Kurz und knapp in Auszügen über den Zustand der Bundeswehr, der sich auch trotz "Sondervermögen" nicht wesentlich ändern wird. Man kann schließlich nicht alles haben, denn die Gelder, die der Bundeswehr nächstes Jahr zur Verfügung stehen, sollen wesentlich geringer sein als die Gelder, die dieses Jahr der Bundeswehr zur Verfügung standen, weil es ja das "Sondervermögen" gibt. Also alles in allem wieder ein großer Trick.

ZEIT ONLINE: Es geht oft um einfache Dinge wie neue digitale Funkgeräte, die die Soldatinnen und Soldaten dringend brauchen, aber nicht bekommen, obwohl die Milliarden bereitstehen.
Högl: Das stimmt.

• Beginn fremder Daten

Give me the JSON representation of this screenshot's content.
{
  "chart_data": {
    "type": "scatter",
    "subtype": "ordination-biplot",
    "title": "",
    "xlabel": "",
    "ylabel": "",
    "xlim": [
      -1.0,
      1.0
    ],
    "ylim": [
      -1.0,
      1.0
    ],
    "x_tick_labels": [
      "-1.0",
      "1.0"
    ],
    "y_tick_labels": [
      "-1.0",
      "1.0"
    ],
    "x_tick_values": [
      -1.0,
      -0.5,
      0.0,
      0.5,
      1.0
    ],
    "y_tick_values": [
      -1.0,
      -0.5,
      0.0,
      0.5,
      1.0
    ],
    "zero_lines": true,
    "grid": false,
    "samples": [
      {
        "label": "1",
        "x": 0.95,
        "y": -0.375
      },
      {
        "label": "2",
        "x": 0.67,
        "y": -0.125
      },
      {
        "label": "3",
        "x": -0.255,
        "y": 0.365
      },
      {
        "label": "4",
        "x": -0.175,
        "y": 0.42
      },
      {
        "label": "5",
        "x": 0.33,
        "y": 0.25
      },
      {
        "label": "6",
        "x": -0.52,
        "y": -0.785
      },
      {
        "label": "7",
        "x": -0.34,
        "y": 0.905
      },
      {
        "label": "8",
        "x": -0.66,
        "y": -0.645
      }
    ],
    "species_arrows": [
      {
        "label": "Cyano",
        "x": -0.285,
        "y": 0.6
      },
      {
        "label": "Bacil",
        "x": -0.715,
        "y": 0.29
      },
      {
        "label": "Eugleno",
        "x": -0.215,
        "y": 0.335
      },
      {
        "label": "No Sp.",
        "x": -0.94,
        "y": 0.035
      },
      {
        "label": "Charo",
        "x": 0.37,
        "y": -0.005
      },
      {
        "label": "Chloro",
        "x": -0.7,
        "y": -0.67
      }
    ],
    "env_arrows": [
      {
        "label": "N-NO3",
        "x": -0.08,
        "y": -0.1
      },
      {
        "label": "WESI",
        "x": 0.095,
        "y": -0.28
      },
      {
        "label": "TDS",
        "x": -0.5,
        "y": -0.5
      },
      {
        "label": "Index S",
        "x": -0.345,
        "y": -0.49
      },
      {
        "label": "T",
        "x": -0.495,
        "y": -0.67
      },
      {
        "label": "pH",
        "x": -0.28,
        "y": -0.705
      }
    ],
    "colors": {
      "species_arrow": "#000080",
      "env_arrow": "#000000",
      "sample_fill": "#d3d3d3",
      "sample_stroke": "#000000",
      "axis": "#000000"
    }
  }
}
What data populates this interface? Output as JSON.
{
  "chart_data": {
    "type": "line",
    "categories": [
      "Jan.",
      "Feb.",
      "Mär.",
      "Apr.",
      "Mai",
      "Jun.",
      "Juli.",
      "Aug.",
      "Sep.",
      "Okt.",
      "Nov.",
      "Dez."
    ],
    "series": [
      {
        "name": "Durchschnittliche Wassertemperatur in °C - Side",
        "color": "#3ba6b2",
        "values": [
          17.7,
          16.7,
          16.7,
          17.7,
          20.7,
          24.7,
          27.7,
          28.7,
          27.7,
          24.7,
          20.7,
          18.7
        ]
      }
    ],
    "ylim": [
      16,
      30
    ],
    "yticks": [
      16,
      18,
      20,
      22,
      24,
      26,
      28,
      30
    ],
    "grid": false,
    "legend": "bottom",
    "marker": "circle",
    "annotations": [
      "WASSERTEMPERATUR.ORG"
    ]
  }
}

Aber daran wird auch mit Hochdruck gearbeitet. Ende November wird im Haushalts- und im Verteidigungsausschuss endlich über die Funkgeräte entschieden. Die wären dann das Erste, was aus dem 100 Milliarden Euro schweren Sondervermögen finanziert wird, mit Ausnahme der persönlichen Ausstattung – Schutzwesten und Rucksäcke beispielsweise –, die bereits bestellt ist und bis 2025 eintreffen soll.
Manche Soldaten kaufen sich die Ausrüstung privat auf eigene Kosten.
Eva Högl
ZEIT ONLINE: Es braucht mehrere Jahre, um Rucksäcke zu bestellen und an die Soldatinnen und Soldaten zu verteilen?
Högl: Für die Bundeswehr ist das schon richtig schnell. 2,4 Milliarden Euro hat das Parlament für die persönliche Ausstattung bewilligt. Aber bislang haben sie fast nichts bekommen. Das Geld muss jetzt in der Truppe ankommen.
ZEIT ONLINE: Warum ist das so schwierig, die richtigen Kleidungsstücke in ausreichender Menge zu beschaffen?
Högl: Leider gibt es auch bei der Bundeswehr in den Ämtern manchmal Gleichgültigkeit und Desinteresse bei den zuständigen Beamten: Haben wir nicht, geduldet euch, wird schon nicht so wichtig sein, schicken wir hinterher, so etwas hören die Soldaten ständig. Manche Soldaten kaufen sich deshalb die Ausrüstung privat auf eigene Kosten.
ZEIT ONLINE: In ihrem Jahresbericht 2021 ist zu lesen, dass die deutschen Kräfte in Osteuropa unter den Verbündeten als schwächstes Glied in der Kette gelten.
Högl: Das ist unangenehm, aber leider wahr. Nehmen Sie die alten, analogen Funkgeräte: Mit denen können sie nicht mit internationalen Partnern kommunizieren. Die deutschen Soldaten haben noch Sprechtafeln, manchmal muss auch jemand aus dem Panzer herausschauen und winken oder etwas zurufen. Das ist kein Witz. Das ist Einsatzrealität der Bundeswehr im Jahr 2022. Und gegenüber unseren Verbündeten peinlich.
ZEIT ONLINE: Sie haben bereits nach einem Truppenbesuch in Litauen Alarm geschlagen, dass nicht einmal ausreichend wärmende Unterwäsche vorhanden war.

Högl: Das habe ich bewusst öffentlich gemacht. Und die fehlende Thermokleidung ist kein Einzelfall. Kürzlich war ich beim Jägerbataillon 292 in Donaueschingen. Deren Soldaten verlegen gerade nach Mali und ihnen fehlten unmittelbar vor dem Abflug noch Hosen, Hemden und Schutzwesten in der richtigen Größe. Sie konnten nicht mal in Schutzausrüstung trainieren. Dabei muss im Ernstfall alles sitzen.
https://www.zeit.de/politik/deutschl...to-zeitenwende

ZEIT ONLINE: Ist die Bundeswehr derzeit überhaupt auch nur bedingt einsatzbereit?
Högl: Ich sage nicht, dass unsere Soldaten nicht einsatzbereit sind. Aber ausreichend funken können sie beispielsweise nicht. Wegen dieser Lücke ist die Bundeswehr unter anderem nicht vollständig einsatzfähig.
https://www.zeit.de/politik/deutschl...nwende/seite-2

Högl: Die rote Linie ist die Einsatzbereitschaft der Truppe. Die Bundeswehr muss in der Lage sein, ihren Auftrag zu erfüllen. Es gab vor dem 24. Februar bereits zu wenig, nun ist es noch schlechter geworden, weil Systeme an die Ukraine abgegeben wurden und nichts Neues gekommen ist. Ich befürworte die Abgabe von Schützenpanzern, die bei der Industrie stehen. Die gehören nicht der Bundeswehr und fehlen der Truppe damit auch nicht.